If she could see them—they could see her. To think she had been so careful, to think she had not seen a single sunbeam in years, but all this while it had not occurred to her that the TV would be their way in. Anytime now she would hear the zip of film whirling through its canister, as they pointed and started to shoot. They were out to get her, to make a picture. The TV had to go off before they found her. Panicking, she scrabbled around her sheets, but the remote control was not to be found in bed.
The power socket must not be as far away as it looked.
Marlene had walked over before with the help of the Chinese maid; now she had to be able to do it again. Clambering out of bed, she tried to keep herself steady in a standing position, but after taking three steps she knew she would not be able to go on. She thrust out a hand toward the table to support herself, upsetting her postal stamps and fan mail. She looked back at the bed but was unwilling to give up quite so soon. The TV was still blaring. Looking at the anonymous crowd celebrating onscreen, Marlene felt her marrow freeze. All their faces would be forgotten—why should hers be remembered? She felt sick, guilty, fatigued. This was not a party. It was a parody of a cycle she could not explain. Whatever will be has already been. Carefully, she lowered herself down to the ground into a leopard crawl, panting hard as she stabbed one elbow, then the other, to drag her body across the room. She was almost on the other side. The plastic snake of the TV’s electrical cord dangled within reach. Her fingers clawed forward.
Everything went dark, and Marlene could not see or hear a thing other than the strain of her own breathing. She could have been anywhere as she backed her body toward the safety of the wall, pulling her knees in and hugging them to her chest. Catching her breath, she tried for the nearest surface. Something snagged on her fingers. She pulled, and the blackout blinds came tumbling down.
Bright light flooded the room.
Pure starkness forced Marlene low to the ground as she shielded her face by reflex, forehead on carpet. Her eyes stung. Adjusting by degrees, she reopened them very slowly, afraid of what might happen next. Nothing moved. Everything that had been in the dark now looked incredibly precious in this light. A bright room. This was what she would like to remember. She made a fist, crushing sun rays like broken straws between her knuckles.
Her skin was tingling.
Marlene pressed both p
alms onto the floor as firmly as she could to push her body up. From a half-kneeling squat, she forced her weight onto her own two feet. Her shins were hurting so fiercely she thought they would snap, but before her legs could crumple, she locked her knees. Exhaling in a big, jubilant whoosh, she turned around to face the room, holding her arms out as wide as they would go to brace herself in position.
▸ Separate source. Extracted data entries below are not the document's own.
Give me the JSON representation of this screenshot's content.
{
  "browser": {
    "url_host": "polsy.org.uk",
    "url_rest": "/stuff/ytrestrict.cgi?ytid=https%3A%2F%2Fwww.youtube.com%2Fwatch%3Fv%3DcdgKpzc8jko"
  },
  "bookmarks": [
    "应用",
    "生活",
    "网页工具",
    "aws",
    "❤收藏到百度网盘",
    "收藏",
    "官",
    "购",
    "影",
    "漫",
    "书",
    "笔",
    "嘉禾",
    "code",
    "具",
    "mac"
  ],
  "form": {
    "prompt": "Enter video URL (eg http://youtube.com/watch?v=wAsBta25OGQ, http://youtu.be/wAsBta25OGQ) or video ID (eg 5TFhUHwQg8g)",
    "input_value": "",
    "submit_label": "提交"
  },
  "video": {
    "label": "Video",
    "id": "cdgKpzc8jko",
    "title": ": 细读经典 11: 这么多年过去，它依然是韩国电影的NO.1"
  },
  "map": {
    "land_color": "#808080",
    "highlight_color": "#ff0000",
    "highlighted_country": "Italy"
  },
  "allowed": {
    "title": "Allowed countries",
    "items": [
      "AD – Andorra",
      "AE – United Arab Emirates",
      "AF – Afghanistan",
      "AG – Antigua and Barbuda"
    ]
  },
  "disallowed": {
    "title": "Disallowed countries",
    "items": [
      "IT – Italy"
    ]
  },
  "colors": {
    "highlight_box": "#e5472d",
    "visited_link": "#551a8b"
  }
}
Choupette, she called out, excited. Look!
No one came, but she thought she heard a violin playing, many doors down. Bewildered, Marlene’s voice wavered as she tried: Papi? She craned her neck to peer past the hallway. Still there was no one. Growing angry, she screamed so hoarsely it made her knees shake: Look at me! Marlene dug her fingers into the grooved windowsill, scrambling to maintain her balance. Even if there was no one here to see it, she was not about to back down. She turned to the window. Rusty and disused, the catch gave easily in her hands.
Marlene nudged the window open, just a crack.
A trillion light particles strike our skin at every second outside on a sunny day. Eight and a half minutes ago they left the surface of the sun, but they had first to wander blind and torrid for ten thousand years inside that massive star before they could escape to its exterior for emission. Marlene stuck her tongue out. With her eyes closed, the light tasted white and chalky. When she opened her eyes and looked up, she saw the sun burning itself out in the sky. Now was as good a time as any to finish what she’d started.
Taking a deep breath, Marlene began to stare the sun down.